Our crosses are the mask behind which God works to draw us onto the cross of his Son.
Delilah’s razor, which she intended for evil, God intended for good. Little did this woman realize it, but her razor carved for Samson a blessed cross. This is what faith sees. Samson suffered greatly, especially in the violent removal of his eyes. But in his blindness, Samson came to see. In his enslavement, he became a free man. While being mocked, Samson came to glory. And in his sacrificial death, he brought life and liberation to the Israelites as he overthrew the enemies who oppressed them.
We Are Samson
We are Samson, in one way or another. The problems in which we become entangled; the betrayals we suffer from those we love and trust; the losses and grief and sicknesses and pains of life in this world--in all these things God is at work. He doesn’t cast us aside. He doesn’t throw us away as garbage. Rather, he unites us with himself. Our crosses are the mask behind which God works to draw us onto the cross of his Son.

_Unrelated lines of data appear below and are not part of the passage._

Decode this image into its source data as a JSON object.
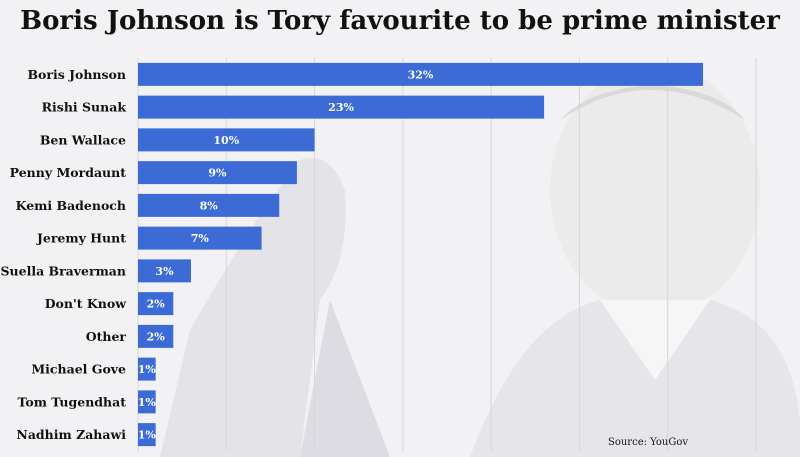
{
  "chart_data": {
    "type": "bar",
    "orientation": "horizontal",
    "title": "Boris Johnson is Tory favourite to be prime minister",
    "categories": [
      "Boris Johnson",
      "Rishi Sunak",
      "Ben Wallace",
      "Penny Mordaunt",
      "Kemi Badenoch",
      "Jeremy Hunt",
      "Suella Braverman",
      "Don't Know",
      "Other",
      "Michael Gove",
      "Tom Tugendhat",
      "Nadhim Zahawi"
    ],
    "values": [
      32,
      23,
      10,
      9,
      8,
      7,
      3,
      2,
      2,
      1,
      1,
      1
    ],
    "value_labels": [
      "32%",
      "23%",
      "10%",
      "9%",
      "8%",
      "7%",
      "3%",
      "2%",
      "2%",
      "1%",
      "1%",
      "1%"
    ],
    "xlim": [
      0,
      35
    ],
    "grid": true,
    "bar_color": "#3d6bd6",
    "source": "Source: YouGov"
  }
}
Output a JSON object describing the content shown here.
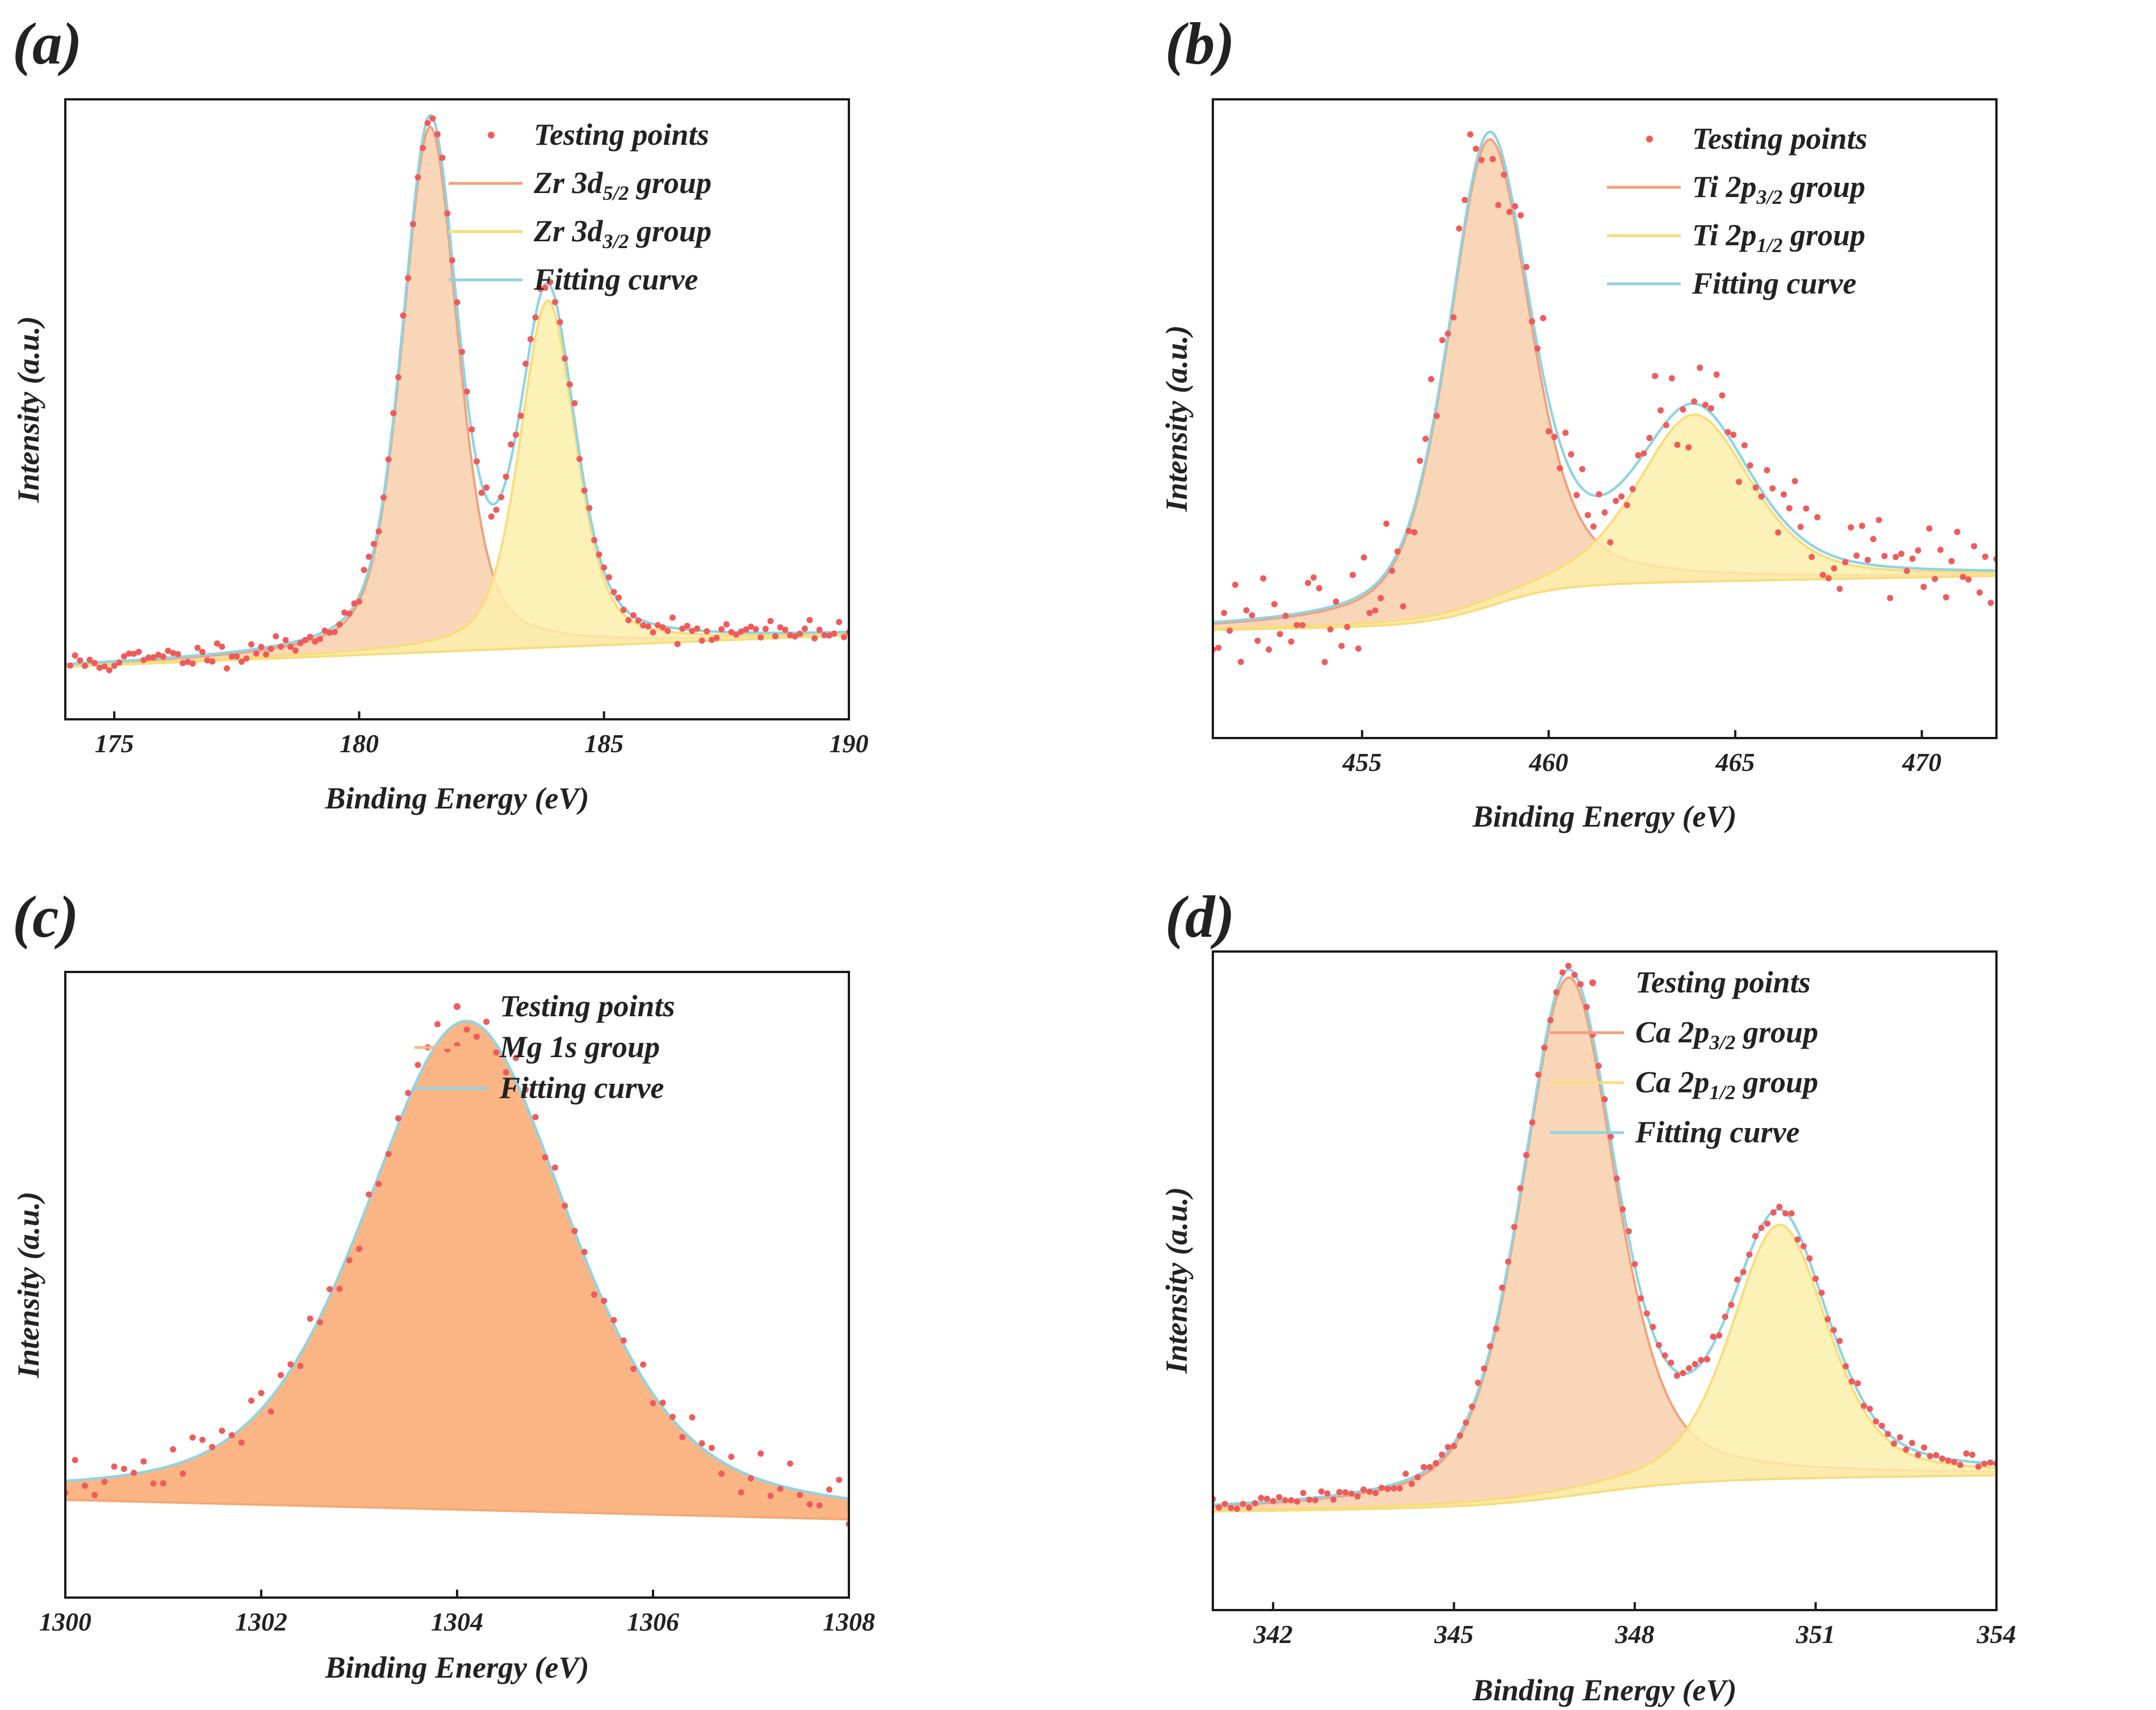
{
  "figure": {
    "colors": {
      "group1_fill": "#f9cfad",
      "group1_line": "#f2a079",
      "group2_fill": "#fbeeaa",
      "group2_line": "#f8dc7c",
      "mg_fill": "#fbb584",
      "mg_line": "#f4a874",
      "fit_line": "#8fd3e2",
      "points": "#ef5b5b",
      "axis": "#1a1a1a"
    }
  },
  "chart_data": [
    {
      "panel": "(a)",
      "type": "line",
      "title": "",
      "xlabel": "Binding Energy (eV)",
      "ylabel": "Intensity (a.u.)",
      "xlim": [
        174,
        190
      ],
      "ylim": [
        -0.1,
        1.08
      ],
      "xticks": [
        175,
        180,
        185,
        190
      ],
      "xtick_labels": [
        "175",
        "180",
        "185",
        "190"
      ],
      "legend": [
        {
          "kind": "points",
          "main": "Testing points",
          "sub": "",
          "tail": ""
        },
        {
          "kind": "group1",
          "main": "Zr 3d",
          "sub": "5/2",
          "tail": " group"
        },
        {
          "kind": "group2",
          "main": "Zr 3d",
          "sub": "3/2",
          "tail": " group"
        },
        {
          "kind": "fit",
          "main": "Fitting curve",
          "sub": "",
          "tail": ""
        }
      ],
      "legend_position": "top-right",
      "background": {
        "type": "linear",
        "start": 0.0,
        "end": 0.06,
        "step_center": 183.4,
        "step_height": 0.0
      },
      "peaks": [
        {
          "name": "Zr 3d5/2 group",
          "center": 181.45,
          "height": 1.0,
          "fwhm": 1.35,
          "shape": "voigt"
        },
        {
          "name": "Zr 3d3/2 group",
          "center": 183.85,
          "height": 0.66,
          "fwhm": 1.35,
          "shape": "voigt"
        }
      ],
      "fill_under": true,
      "fit_follows_components": true,
      "points": {
        "start": 174.1,
        "end": 190,
        "step": 0.1,
        "noise": 0.012,
        "seed": 11
      }
    },
    {
      "panel": "(b)",
      "type": "line",
      "title": "",
      "xlabel": "Binding Energy (eV)",
      "ylabel": "Intensity (a.u.)",
      "xlim": [
        451,
        472
      ],
      "ylim": [
        -0.22,
        1.08
      ],
      "xticks": [
        455,
        460,
        465,
        470
      ],
      "xtick_labels": [
        "455",
        "460",
        "465",
        "470"
      ],
      "legend": [
        {
          "kind": "points",
          "main": "Testing points",
          "sub": "",
          "tail": ""
        },
        {
          "kind": "group1",
          "main": "Ti 2p",
          "sub": "3/2",
          "tail": " group"
        },
        {
          "kind": "group2",
          "main": "Ti 2p",
          "sub": "1/2",
          "tail": " group"
        },
        {
          "kind": "fit",
          "main": "Fitting curve",
          "sub": "",
          "tail": ""
        }
      ],
      "legend_position": "top-right",
      "background": {
        "type": "shirley",
        "start": 0.0,
        "end": 0.11,
        "step_center": 458.5,
        "step_height": 0.08
      },
      "peaks": [
        {
          "name": "Ti 2p3/2 group",
          "center": 458.4,
          "height": 0.95,
          "fwhm": 2.6,
          "shape": "voigt"
        },
        {
          "name": "Ti 2p1/2 group",
          "center": 463.9,
          "height": 0.34,
          "fwhm": 3.6,
          "shape": "voigt"
        }
      ],
      "fill_under": true,
      "fit_follows_components": true,
      "points": {
        "start": 451.0,
        "end": 472,
        "step": 0.15,
        "noise": 0.05,
        "seed": 23
      }
    },
    {
      "panel": "(c)",
      "type": "area",
      "title": "",
      "xlabel": "Binding Energy (eV)",
      "ylabel": "Intensity (a.u.)",
      "xlim": [
        1300,
        1308
      ],
      "ylim": [
        -0.2,
        1.08
      ],
      "xticks": [
        1300,
        1302,
        1304,
        1306,
        1308
      ],
      "xtick_labels": [
        "1300",
        "1302",
        "1304",
        "1306",
        "1308"
      ],
      "legend": [
        {
          "kind": "points",
          "main": "Testing points",
          "sub": "",
          "tail": ""
        },
        {
          "kind": "mg",
          "main": "Mg 1s group",
          "sub": "",
          "tail": ""
        },
        {
          "kind": "fit",
          "main": "Fitting curve",
          "sub": "",
          "tail": ""
        }
      ],
      "legend_position": "top-right",
      "background": {
        "type": "linear",
        "start": 0.0,
        "end": -0.04,
        "step_center": 1304,
        "step_height": 0.0
      },
      "peaks": [
        {
          "name": "Mg 1s group",
          "center": 1304.1,
          "height": 1.0,
          "fwhm": 2.5,
          "shape": "voigt"
        }
      ],
      "fill_under": true,
      "fit_follows_components": true,
      "points": {
        "start": 1300.0,
        "end": 1308,
        "step": 0.1,
        "noise": 0.022,
        "seed": 37
      }
    },
    {
      "panel": "(d)",
      "type": "line",
      "title": "",
      "xlabel": "Binding Energy (eV)",
      "ylabel": "Intensity (a.u.)",
      "xlim": [
        341,
        354
      ],
      "ylim": [
        -0.19,
        1.08
      ],
      "xticks": [
        342,
        345,
        348,
        351,
        354
      ],
      "xtick_labels": [
        "342",
        "345",
        "348",
        "351",
        "354"
      ],
      "legend": [
        {
          "kind": "points",
          "main": "Testing points",
          "sub": "",
          "tail": ""
        },
        {
          "kind": "group1",
          "main": "Ca 2p",
          "sub": "3/2",
          "tail": " group"
        },
        {
          "kind": "group2",
          "main": "Ca 2p",
          "sub": "1/2",
          "tail": " group"
        },
        {
          "kind": "fit",
          "main": "Fitting curve",
          "sub": "",
          "tail": ""
        }
      ],
      "legend_position": "top-right",
      "background": {
        "type": "shirley",
        "start": 0.0,
        "end": 0.07,
        "step_center": 347.2,
        "step_height": 0.05
      },
      "peaks": [
        {
          "name": "Ca 2p3/2 group",
          "center": 346.9,
          "height": 1.0,
          "fwhm": 1.85,
          "shape": "voigt"
        },
        {
          "name": "Ca 2p1/2 group",
          "center": 350.4,
          "height": 0.49,
          "fwhm": 1.9,
          "shape": "voigt"
        }
      ],
      "fill_under": true,
      "fit_follows_components": true,
      "points": {
        "start": 341.0,
        "end": 354,
        "step": 0.1,
        "noise": 0.008,
        "seed": 51
      }
    }
  ]
}
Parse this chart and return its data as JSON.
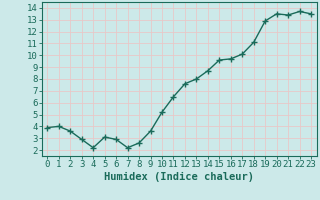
{
  "x": [
    0,
    1,
    2,
    3,
    4,
    5,
    6,
    7,
    8,
    9,
    10,
    11,
    12,
    13,
    14,
    15,
    16,
    17,
    18,
    19,
    20,
    21,
    22,
    23
  ],
  "y": [
    3.9,
    4.0,
    3.6,
    2.9,
    2.2,
    3.1,
    2.9,
    2.2,
    2.6,
    3.6,
    5.2,
    6.5,
    7.6,
    8.0,
    8.7,
    9.6,
    9.7,
    10.1,
    11.1,
    12.9,
    13.5,
    13.4,
    13.7,
    13.5
  ],
  "line_color": "#1a6b5a",
  "marker": "+",
  "marker_size": 4,
  "xlabel": "Humidex (Indice chaleur)",
  "xlim": [
    -0.5,
    23.5
  ],
  "ylim": [
    1.5,
    14.5
  ],
  "yticks": [
    2,
    3,
    4,
    5,
    6,
    7,
    8,
    9,
    10,
    11,
    12,
    13,
    14
  ],
  "xticks": [
    0,
    1,
    2,
    3,
    4,
    5,
    6,
    7,
    8,
    9,
    10,
    11,
    12,
    13,
    14,
    15,
    16,
    17,
    18,
    19,
    20,
    21,
    22,
    23
  ],
  "bg_color": "#cce9e9",
  "grid_color": "#e8c8c8",
  "tick_label_fontsize": 6.5,
  "xlabel_fontsize": 7.5,
  "line_width": 1.0
}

There we who are nothing are made everything God wants us to be. In the crucified Christ we partake of the glory of his beloved children. On the cross, we are bound to Jesus and find liberation from all our enemies. We see things as they really are. We see ourselves as God sees us: forgiven, purified, loved, embraced, healed, free.
In Samson’s story is our own story: the story of children who stray, but whom the Father pursues down mile after mile of grace, to finally bring them home. We live by faith in that Father, who gives us eyes to see ourselves and others as we truly are, as the chosen brothers and sisters of Christ.